I still remember hauling those four bags through the international terminal at DFW. Two large suitcases, one duffle, and my camera bag, all filled to the brim. After nearly an entire year of anticipation, it was finally real. I was moving to Korea, and I intended to stay twelve months.
I had no idea what to expect of the culture, other than that my pescatarian diet would be challenged. I didn’t know where I’d be living. Hell, I really had no idea what the job would be like. But I needed to fulfill a years’ worth of festering curiosity, so I boarded that 777 to Seoul.
The first ten days were exciting. Shuttled straight from the airport, to a university dorm, the EPIK orientation process provided a comfortable, if not sheltered, introduction to Korean life. I was given a small, but comfortable modern room, in a brand-new high-rise dorm. My neighbors all spoke English. “Western” meals were served downstairs in the cafeteria, with subtle additions of Kimchi and Bulgogi.

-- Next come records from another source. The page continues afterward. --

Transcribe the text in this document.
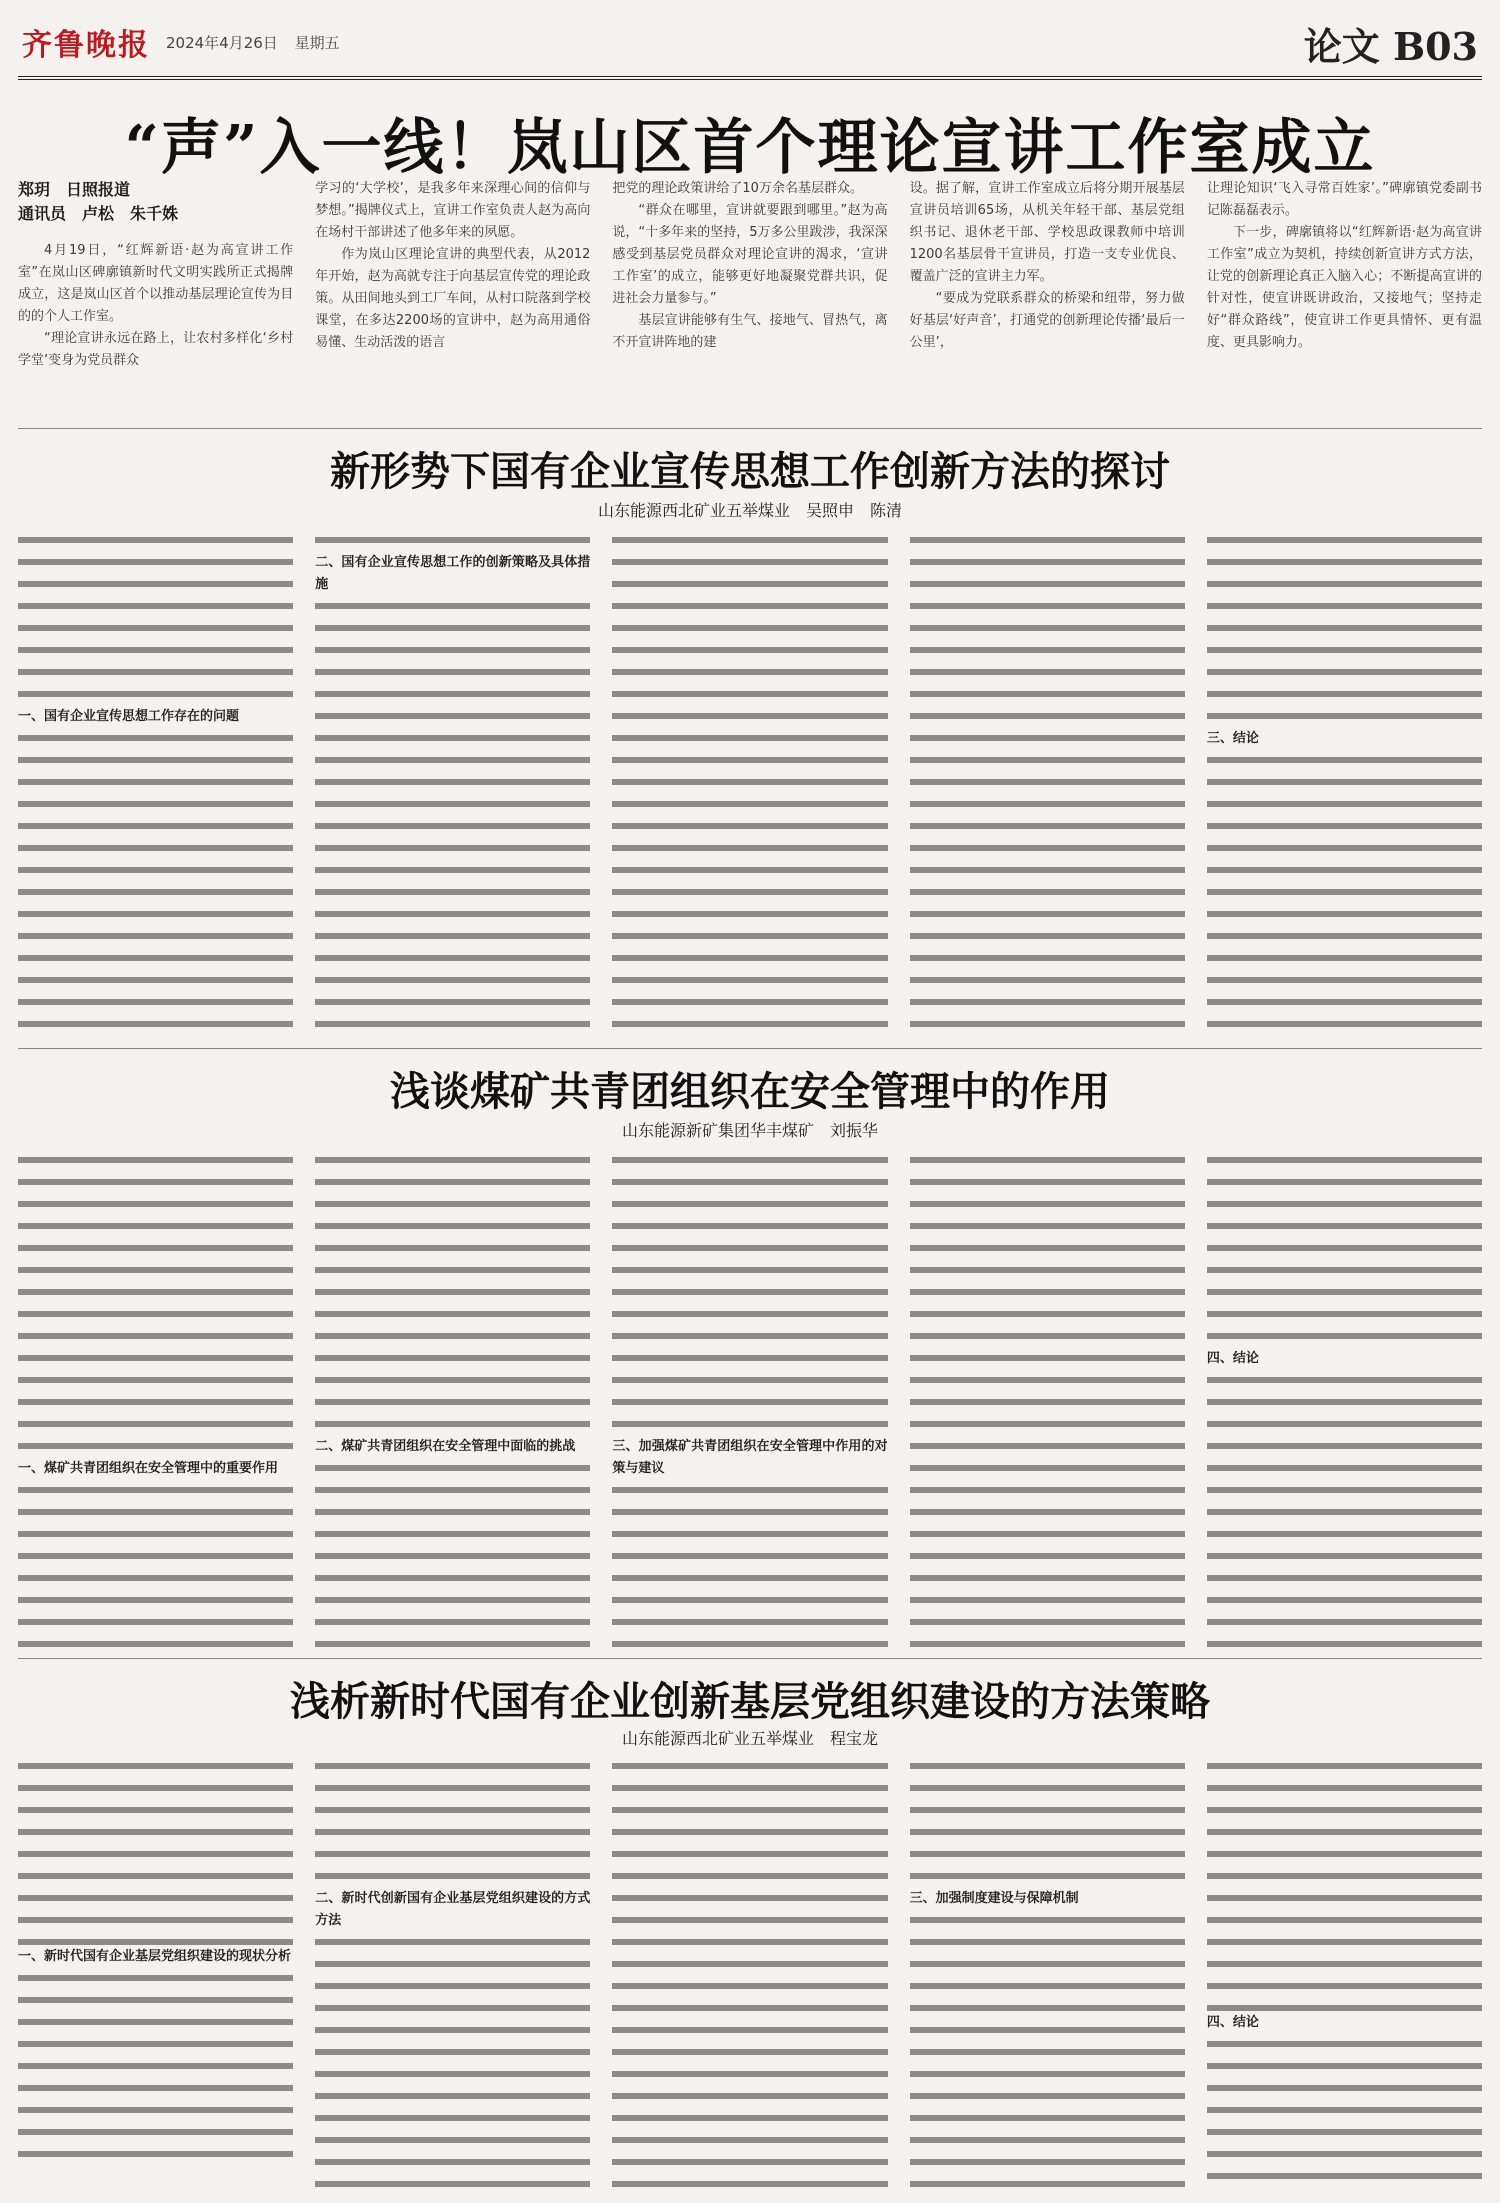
齐鲁晚报 2024年4月26日 星期五	论文 B03
“声”入一线！岚山区首个理论宣讲工作室成立
郑玥　日照报道
通讯员　卢松　朱千姝

4月19日，“红辉新语·赵为高宣讲工作室”在岚山区碑廓镇新时代文明实践所正式揭牌成立，这是岚山区首个以推动基层理论宣传为目的的个人工作室。

“理论宣讲永远在路上，让农村多样化‘乡村学堂’变身为党员群众

学习的‘大学校’，是我多年来深理心间的信仰与梦想。”揭牌仪式上，宣讲工作室负责人赵为高向在场村干部讲述了他多年来的夙愿。

作为岚山区理论宣讲的典型代表，从2012年开始，赵为高就专注于向基层宣传党的理论政策。从田间地头到工厂车间，从村口院落到学校课堂，在多达2200场的宣讲中，赵为高用通俗易懂、生动活泼的语言

把党的理论政策讲给了10万余名基层群众。

“群众在哪里，宣讲就要跟到哪里。”赵为高说，“十多年来的坚持，5万多公里跋涉，我深深感受到基层党员群众对理论宣讲的渴求，‘宣讲工作室’的成立，能够更好地凝聚党群共识，促进社会力量参与。”

基层宣讲能够有生气、接地气、冒热气，离不开宣讲阵地的建

设。据了解，宣讲工作室成立后将分期开展基层宣讲员培训65场，从机关年轻干部、基层党组织书记、退休老干部、学校思政课教师中培训1200名基层骨干宣讲员，打造一支专业优良、覆盖广泛的宣讲主力军。

“要成为党联系群众的桥梁和纽带，努力做好基层‘好声音’，打通党的创新理论传播‘最后一公里’，

让理论知识‘飞入寻常百姓家’。”碑廓镇党委副书记陈磊磊表示。

下一步，碑廓镇将以“红辉新语·赵为高宣讲工作室”成立为契机，持续创新宣讲方式方法，让党的创新理论真正入脑入心；不断提高宣讲的针对性，使宣讲既讲政治，又接地气；坚持走好“群众路线”，使宣讲工作更具情怀、更有温度、更具影响力。

新形势下国有企业宣传思想工作创新方法的探讨
山东能源西北矿业五举煤业　吴照申　陈清
一、国有企业宣传思想工作存在的问题
二、国有企业宣传思想工作的创新策略及具体措施
三、结论
浅谈煤矿共青团组织在安全管理中的作用
山东能源新矿集团华丰煤矿　刘振华
一、煤矿共青团组织在安全管理中的重要作用
二、煤矿共青团组织在安全管理中面临的挑战	三、加强煤矿共青团组织在安全管理中作用的对策与建议
四、结论
浅析新时代国有企业创新基层党组织建设的方法策略
山东能源西北矿业五举煤业　程宝龙
一、新时代国有企业基层党组织建设的现状分析
二、新时代创新国有企业基层党组织建设的方式方法
三、加强制度建设与保障机制
四、结论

From 8:30-4:30, with an hour break for lunch, orientation training was primarily aimed at preparing us for classroom life, with bits of cultural lessons to keep us intrigued. I believe it was on the fourth day that we left campus for a tour of a nearby historic city. But, as I fell into the routine, I began to worry that this wasn’t for me.

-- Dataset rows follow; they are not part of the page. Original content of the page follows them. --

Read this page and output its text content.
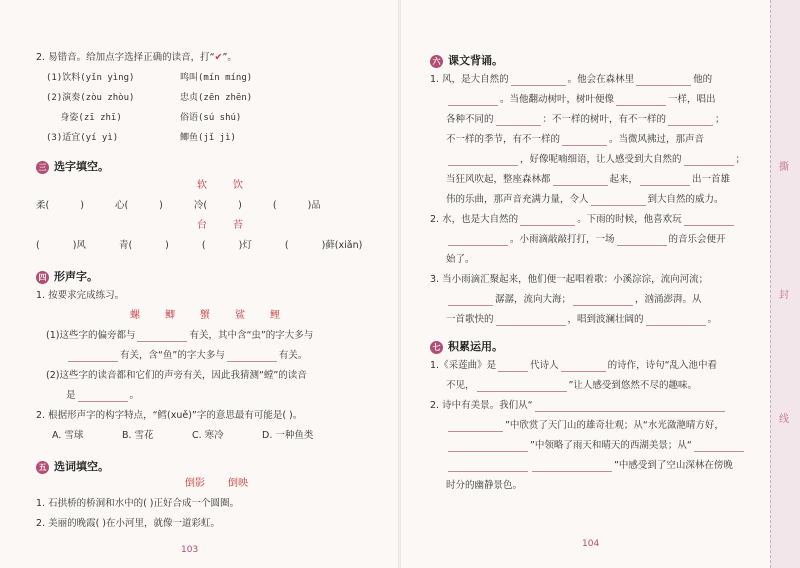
2. 易错音。给加点字选择正确的读音，打“✔”。
(1)饮料(yǐn yìng)	鸣叫(mín míng)
(2)演奏(zòu zhòu)	忠贞(zēn zhēn)
　 身姿(zī zhī)	俗语(sú shú)
(3)适宜(yí yì)	鲫鱼(jǐ jì)
三 选字填空。
软	饮
柔( ) 心( ) 冷( ) ( )品
台	苔
( )风 青( ) ( )灯 ( )藓(xiǎn)
四 形声字。
1. 按要求完成练习。
螺	鲫	蟹	鲨	鲤
(1)这些字的偏旁都与	有关，其中含“虫”的字大多与
有关，含“鱼”的字大多与	有关。
(2)这些字的读音都和它们的声旁有关，因此我猜测“螳”的读音
是	。
2. 根据形声字的构字特点，“鳕(xuě)”字的意思最有可能是( )。
A. 雪球	B. 雪花	C. 寒冷	D. 一种鱼类
五 选词填空。
倒影 倒映
1. 石拱桥的桥洞和水中的( )正好合成一个圆圈。
2. 美丽的晚霞( )在小河里，就像一道彩虹。
103
六 课文背诵。
1. 风，是大自然的	。他会在森林里	他的
。当他翻动树叶，树叶便像	一样，唱出
各种不同的	：不一样的树叶，有不一样的	；
不一样的季节，有不一样的	。当微风拂过，那声音
，好像呢喃细语，让人感受到大自然的	；
当狂风吹起，整座森林都	起来，	出一首雄
伟的乐曲，那声音充满力量，令人	到大自然的威力。
2. 水，也是大自然的	。下雨的时候，他喜欢玩
。小雨滴敲敲打打，一场	的音乐会便开
始了。
3. 当小雨滴汇聚起来，他们便一起唱着歌：小溪淙淙，流向河流；
潺潺，流向大海；	，汹涌澎湃。从
一首歌快的	，唱到波澜壮阔的	。
七 积累运用。
1.《采莲曲》是	代诗人	的诗作，诗句“乱入池中看
不见，	”让人感受到悠然不尽的趣味。
2. 诗中有美景。我们从“
”中欣赏了天门山的雄奇壮观；从“水光潋滟晴方好，
”中领略了雨天和晴天的西湖美景；从“
”中感受到了空山深林在傍晚
时分的幽静景色。
104
撕
封
线
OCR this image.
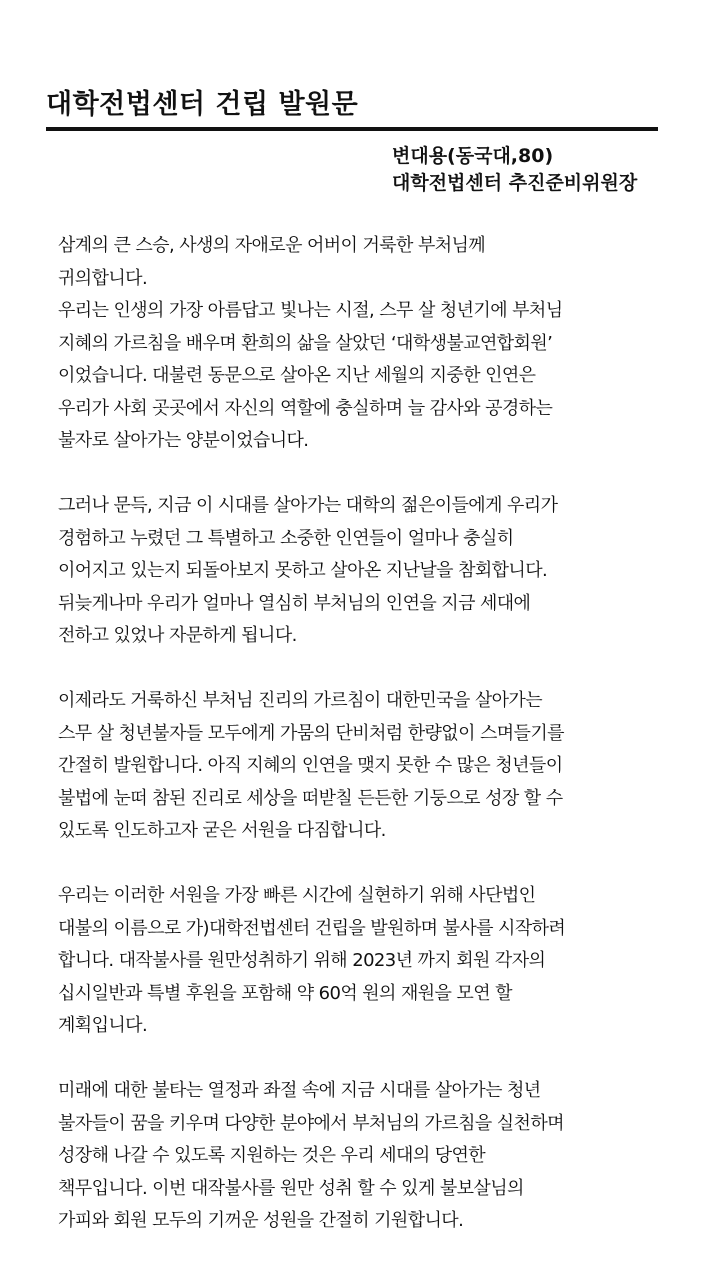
대학전법센터 건립 발원문
변대용(동국대,80)
대학전법센터 추진준비위원장
삼계의 큰 스승, 사생의 자애로운 어버이 거룩한 부처님께
귀의합니다.
우리는 인생의 가장 아름답고 빛나는 시절, 스무 살 청년기에 부처님
지혜의 가르침을 배우며 환희의 삶을 살았던 ‘대학생불교연합회원’
이었습니다. 대불련 동문으로 살아온 지난 세월의 지중한 인연은
우리가 사회 곳곳에서 자신의 역할에 충실하며 늘 감사와 공경하는
불자로 살아가는 양분이었습니다.
그러나 문득, 지금 이 시대를 살아가는 대학의 젊은이들에게 우리가
경험하고 누렸던 그 특별하고 소중한 인연들이 얼마나 충실히
이어지고 있는지 되돌아보지 못하고 살아온 지난날을 참회합니다.
뒤늦게나마 우리가 얼마나 열심히 부처님의 인연을 지금 세대에
전하고 있었나 자문하게 됩니다.
이제라도 거룩하신 부처님 진리의 가르침이 대한민국을 살아가는
스무 살 청년불자들 모두에게 가뭄의 단비처럼 한량없이 스며들기를
간절히 발원합니다. 아직 지혜의 인연을 맺지 못한 수 많은 청년들이
불법에 눈떠 참된 진리로 세상을 떠받칠 든든한 기둥으로 성장 할 수
있도록 인도하고자 굳은 서원을 다짐합니다.
우리는 이러한 서원을 가장 빠른 시간에 실현하기 위해 사단법인
대불의 이름으로 가)대학전법센터 건립을 발원하며 불사를 시작하려
합니다. 대작불사를 원만성취하기 위해 2023년 까지 회원 각자의
십시일반과 특별 후원을 포함해 약 60억 원의 재원을 모연 할
계획입니다.
미래에 대한 불타는 열정과 좌절 속에 지금 시대를 살아가는 청년
불자들이 꿈을 키우며 다양한 분야에서 부처님의 가르침을 실천하며
성장해 나갈 수 있도록 지원하는 것은 우리 세대의 당연한
책무입니다. 이번 대작불사를 원만 성취 할 수 있게 불보살님의
가피와 회원 모두의 기꺼운 성원을 간절히 기원합니다.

“Why’d you choose Korea?” It was a common icebreaking question, and as I asked and answered it throughout orientation, I realized that my motivations were quite different than the majority of those around me. “Well, I started watching K-dramas a couple years ago, and I really want to learn the language.” “My mother is originally from Korea, and I’ve always been fascinated to learn more about the culture, and my own family history.” Others spoke with passion in response, where as my primary answer was “I saw it as an opportunity to travel, and to save money.”

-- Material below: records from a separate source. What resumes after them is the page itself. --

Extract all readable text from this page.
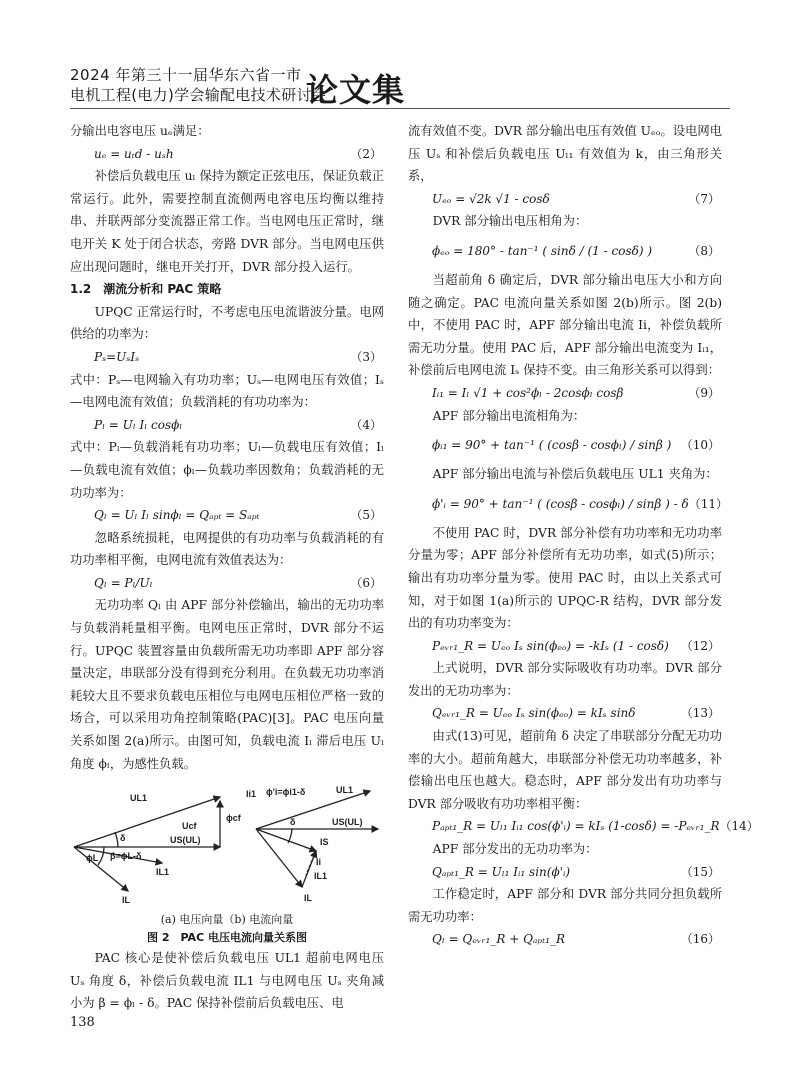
2024 年第三十一届华东六省一市
电机工程(电力)学会输配电技术研讨会
论文集

分输出电容电压 uₑ满足：

uₑ = uₜd - uₛh	（2）

补偿后负载电压 uₗ 保持为额定正弦电压，保证负载正常运行。此外，需要控制直流侧两电容电压均衡以维持串、并联两部分变流器正常工作。当电网电压正常时，继电开关 K 处于闭合状态，旁路 DVR 部分。当电网电压供应出现问题时，继电开关打开，DVR 部分投入运行。

1.2　潮流分析和 PAC 策略

UPQC 正常运行时，不考虑电压电流谐波分量。电网供给的功率为：

Pₛ=UₛIₛ	（3）

式中：Pₛ—电网输入有功功率；Uₛ—电网电压有效值；Iₛ—电网电流有效值；负载消耗的有功功率为：

Pₗ = Uₗ Iₗ cosϕₗ	（4）

式中：Pₗ—负载消耗有功功率；Uₗ—负载电压有效值；Iₗ—负载电流有效值；ϕₗ—负载功率因数角；负载消耗的无功功率为：

Qₗ = Uₗ Iₗ sinϕₗ = Qₐₚₜ = Sₐₚₜ	（5）

忽略系统损耗，电网提供的有功功率与负载消耗的有功功率相平衡，电网电流有效值表达为：

Qₗ = Pₗ/Uₗ	（6）

无功功率 Qₗ 由 APF 部分补偿输出，输出的无功功率与负载消耗量相平衡。电网电压正常时，DVR 部分不运行。UPQC 装置容量由负载所需无功功率即 APF 部分容量决定，串联部分没有得到充分利用。在负载无功功率消耗较大且不要求负载电压相位与电网电压相位严格一致的场合，可以采用功角控制策略(PAC)[3]。PAC 电压向量关系如图 2(a)所示。由图可知，负载电流 Iₗ 滞后电压 Uₗ 角度 ϕₗ，为感性负载。

UL1
Ucf
ϕcf
US(UL)
δ
β=ϕL-δ
ϕL
IL1
IL
Ii1 ϕ'i=ϕi1-δ	UL1
US(UL)
δ
IS
Ii
IL1
IL
(a) 电压向量（b) 电流向量
图 2　PAC 电压电流向量关系图

PAC 核心是使补偿后负载电压 UL1 超前电网电压 Uₛ 角度 δ，补偿后负载电流 IL1 与电网电压 Uₛ 夹角减小为 β = ϕₗ - δ。PAC 保持补偿前后负载电压、电

流有效值不变。DVR 部分输出电压有效值 Uₑₒ。设电网电压 Uₛ 和补偿后负载电压 Uₗ₁ 有效值为 k，由三角形关系，

Uₑₒ = √2k √1 - cosδ	（7）

DVR 部分输出电压相角为：

ϕₑₒ = 180° - tan⁻¹ ( sinδ / (1 - cosδ) )	（8）

当超前角 δ 确定后，DVR 部分输出电压大小和方向随之确定。PAC 电流向量关系如图 2(b)所示。图 2(b)中，不使用 PAC 时，APF 部分输出电流 Ii，补偿负载所需无功分量。使用 PAC 后，APF 部分输出电流变为 Iᵢ₁，补偿前后电网电流 Iₛ 保持不变。由三角形关系可以得到：

Iᵢ₁ = Iₗ √1 + cos²ϕₗ - 2cosϕₗ cosβ	（9）

APF 部分输出电流相角为：

ϕᵢ₁ = 90° + tan⁻¹ ( (cosβ - cosϕₗ) / sinβ ) （10）

APF 部分输出电流与补偿后负载电压 UL1 夹角为：

ϕ'ᵢ = 90° + tan⁻¹ ( (cosβ - cosϕₗ) / sinβ ) - δ （11）

不使用 PAC 时，DVR 部分补偿有功功率和无功功率分量为零；APF 部分补偿所有无功功率，如式(5)所示；输出有功功率分量为零。使用 PAC 时，由以上关系式可知，对于如图 1(a)所示的 UPQC-R 结构，DVR 部分发出的有功功率变为：

Pₑᵥᵣ₁_R = Uₑₒ Iₛ sin(ϕₑₒ) = -kIₛ (1 - cosδ) （12）

上式说明，DVR 部分实际吸收有功功率。DVR 部分发出的无功功率为：

Qₑᵥᵣ₁_R = Uₑₒ Iₛ sin(ϕₑₒ) = kIₛ sinδ	（13）

由式(13)可见，超前角 δ 决定了串联部分分配无功功率的大小。超前角越大，串联部分补偿无功功率越多，补偿输出电压也越大。稳态时，APF 部分发出有功功率与 DVR 部分吸收有功功率相平衡：

Pₐₚₜ₁_R = Uₗ₁ Iᵢ₁ cos(ϕ'ᵢ) = kIₛ (1-cosδ) = -Pₑᵥᵣ₁_R （14）

APF 部分发出的无功功率为：

Qₐₚₜ₁_R = Uₗ₁ Iᵢ₁ sin(ϕ'ᵢ)	（15）

工作稳定时，APF 部分和 DVR 部分共同分担负载所需无功功率：

Qₗ = Qₑᵥᵣ₁_R + Qₐₚₜ₁_R	（16）
138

Once placed at my schools, in that dark studio apartment, in a secondary city, I found myself extremely isolated. The people I’d met at orientation were scattered. A few across the city, and others across the country. At first the job was overwhelming, but after just a few weeks, I realized what was expected of me, and allowed myself to get by with mediocrity. For a month, I lived out a wild and unlikely romance. It ended abruptly, and then came the unrelenting pain of reality.
I’d gone to Korea to make money, and to travel. Due to a strict and in my opinion, outdated, view of vacation, I found travel to be unlikely. There were of course the two main breaks. One of eight days, in August, and the other of ten in December, but outside of that, I was expected to be at my desk, even if the kids were at home on break. I’d heard of desk warming before going, but I never imagined it could be so frustrating. As for saving money, with an apartment provided by the school, and few other expenses besides food, I was able to save about $1,000 per month, but it wasn’t nearly enough to warrant the misery.
My time in Korea was complicated. From the outside, I can see how it could easily be perceived as a failure, but it doesn’t feel that way to me. Yes, I intended to stay there for a year, and I left before even completing month three. But the memories I created during my time there, have served as inspiration, and I love that I went and fulfilled that curiosity.